In order to better explain this concept, we modified the paragraph “Case 2” of the Discussion as follows:

“Most of the IC1 LOM+IC2 LOM patients show hypomethylation of additional DMRs and have been classified as MLID cases (Table 1). Although further studies are needed to clarify genotype-epigenotype correlations, the current idea to explain the clinical outcome of the MLID patients is the epidominance hypothesis that is based on the mosaic form of the multiple methylation changes in BWS and SRS (Azzi et al., 2009).
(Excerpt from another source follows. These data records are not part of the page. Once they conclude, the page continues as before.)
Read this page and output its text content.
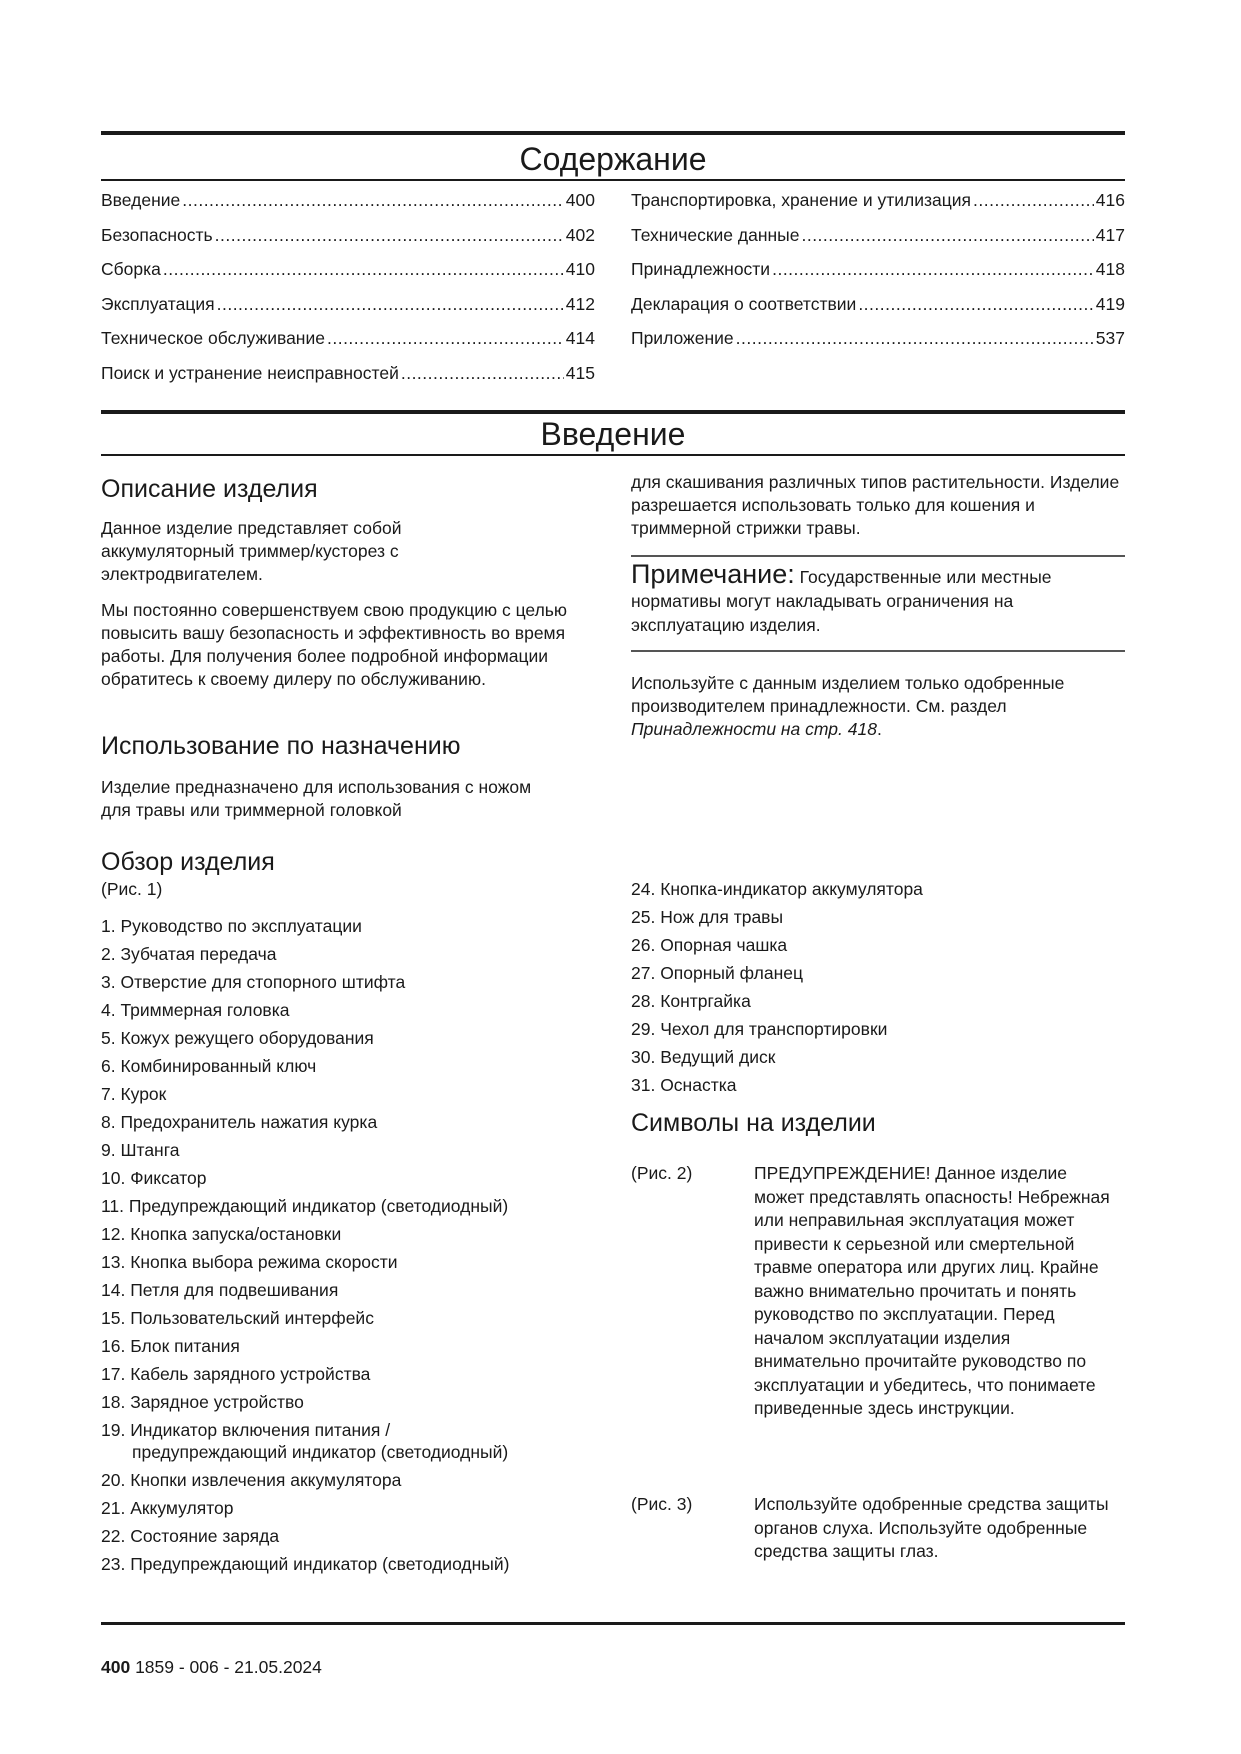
Содержание
Введение .....	400
Безопасность .....	402
Сборка .....	410
Эксплуатация .....	412
Техническое обслуживание .....	414
Поиск и устранение неисправностей .....	415
Транспортировка, хранение и утилизация .....	416
Технические данные .....	417
Принадлежности .....	418
Декларация о соответствии .....	419
Приложение .....	537
Введение
Описание изделия
Данное изделие представляет собой аккумуляторный триммер/кусторез с электродвигателем.
Мы постоянно совершенствуем свою продукцию с целью повысить вашу безопасность и эффективность во время работы. Для получения более подробной информации обратитесь к своему дилеру по обслуживанию.
Использование по назначению
Изделие предназначено для использования с ножом для травы или триммерной головкой
для скашивания различных типов растительности. Изделие разрешается использовать только для кошения и триммерной стрижки травы.
Примечание: Государственные или местные нормативы могут накладывать ограничения на эксплуатацию изделия.
Используйте с данным изделием только одобренные производителем принадлежности. См. раздел Принадлежности на стр. 418.
Обзор изделия
(Рис. 1)
1. Руководство по эксплуатации
2. Зубчатая передача
3. Отверстие для стопорного штифта
4. Триммерная головка
5. Кожух режущего оборудования
6. Комбинированный ключ
7. Курок
8. Предохранитель нажатия курка
9. Штанга
10. Фиксатор
11. Предупреждающий индикатор (светодиодный)
12. Кнопка запуска/остановки
13. Кнопка выбора режима скорости
14. Петля для подвешивания
15. Пользовательский интерфейс
16. Блок питания
17. Кабель зарядного устройства
18. Зарядное устройство
19. Индикатор включения питания /
предупреждающий индикатор (светодиодный)
20. Кнопки извлечения аккумулятора
21. Аккумулятор
22. Состояние заряда
23. Предупреждающий индикатор (светодиодный)
24. Кнопка-индикатор аккумулятора
25. Нож для травы
26. Опорная чашка
27. Опорный фланец
28. Контргайка
29. Чехол для транспортировки
30. Ведущий диск
31. Оснастка
Символы на изделии
(Рис. 2)	ПРЕДУПРЕЖДЕНИЕ! Данное изделие может представлять опасность! Небрежная или неправильная эксплуатация может привести к серьезной или смертельной травме оператора или других лиц. Крайне важно внимательно прочитать и понять руководство по эксплуатации. Перед началом эксплуатации изделия внимательно прочитайте руководство по эксплуатации и убедитесь, что понимаете приведенные здесь инструкции.
(Рис. 3)	Используйте одобренные средства защиты органов слуха. Используйте одобренные средства защиты глаз.
400 1859 - 006 - 21.05.2024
According to this hypothesis, the main clinical presentation of the patient is caused by the imprinted locus that is mostly affected, while the other affected loci may possibly contribute to atypical features. For example, LOM of GNAS locus has been found associated to 11p15.5 IC2 LOM in MLID patients with BWS and pseudohypoparathyroidism 1B (Sano et al., 2016) or hypocalcemia (Sparago et al., 2019). In SRS-MLID the most affected DMRs other than IC1 are MEST:alt-TSS-DMR and GRB10:alt-TSS-DMR   [12] (Table 1), although we did not find abnormal methylation at these loci in our patient.”